Le moyen-métrage français est pire encore que son cousin germain du court : il est le temple d’une armée de jeunes artistes à la dérive se rêvant cinéastes alors qu’ils seraient incapable de tenir un appareil photo à l’endroit. Par extension, le format est celui des rebelles : pas de place à la télé (hormis la case du 52 minutes), encore moins en salles, où les méchants distributeurs refusent catégoriquement de l’accueillir. Les éternels pionniers du moyen-métrage ont heureusement pour se convaincre de leur statut d’artistes maudits quelques illustres et géniaux vagabonds du cinéma auxquels se référer : Djibril Diop Mambéty (La Petite vendeuse de soleil, Le Franc) ou le mythique Bill Douglas par exemple. Jeune artiste français + rebelle se refusant à l’horrible formatages des durées officielles : Julien Samani est devenu du jour au lendemain de ceux là. En découvrant le monde très dur des pêcheurs irlandais de requins, entre bitures et excursions au grand large, ce fut le coup de foudre. Samani achète une caméra. Il devient cinéaste.

Le film accompagne les marins durant quelques jours, départ du port, pêche sauvage des requins (quelques tonnes de squales tués en série), solitude et silences qui en disent long, retour enfin au port sur fond de musique classique triée sur le volet. Quel est l’horizon de ce cinéma entre documentaire racoleur et afféteries de mauvais film d’auteur : ni le grand néo-réalisme maritime de quelques chefs-d’oeuvres italiens récents (Tornando a casa, L’Isola), ni le pamphlet (remplacez les requins par des bébés phoques ou des baleines), ni même la sécheresse implacable d’un constat mû par la blancheur faussement innocente de son objectivité. La confrontation avec la mort, la déshumanisation des gestes, le rituel ne sont ici tenus par aucun regard, comme si le sujet seul suffisait à faire événement. Idée lamentable selon laquelle le travail du documentariste se limiterait à trouver, au détour d’une rencontre, le sujet en or. Emballez c’est pesé : La Peau trouée est la fiction peinturlurée de prétention d’un rendez-vous qui tourne court.

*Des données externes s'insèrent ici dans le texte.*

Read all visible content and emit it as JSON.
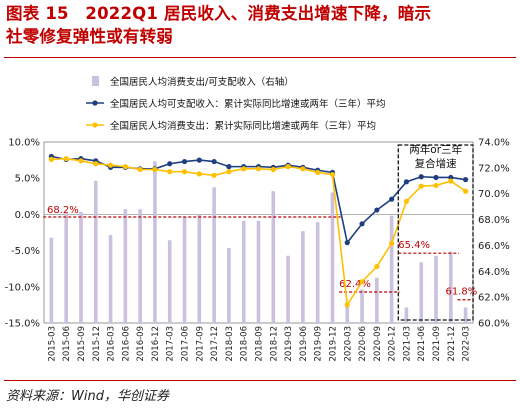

Pour dire le niveau des enjeux posés ici, rappelons juste que le cinéaste, dans un élan visionnaire, avait choisi comme premier titre « Poissons » (sic). Il faut pleurer que des films aussi insignifiants arrivent ainsi, on ne sait trop comment (ou on préfère ne pas le savoir) dans des salles de cinéma. Il y a quatre minutes en trop dans La Peau trouée : celles là mêmes sans lesquelles le film aurait pu rentrer dans les cases télévisuelles comme reportage type Histoires naturelles ou Très chasse très pêche. Trop vulgaire. Celles-là même, en fait, qui lui valent aujourd’hui un clinquant statut de film de cinéma SDF, l’art et l’instinct de l’auteur primant évidemment sur tout le reste. Du jour au lendemain, Samani s’est improvisé cinéaste. A trouvé refuge dans de multiples festivals. Y a même récolté plusieurs prix. Bienvenue dans le monde enchanté du petit cinéma d’auteur français.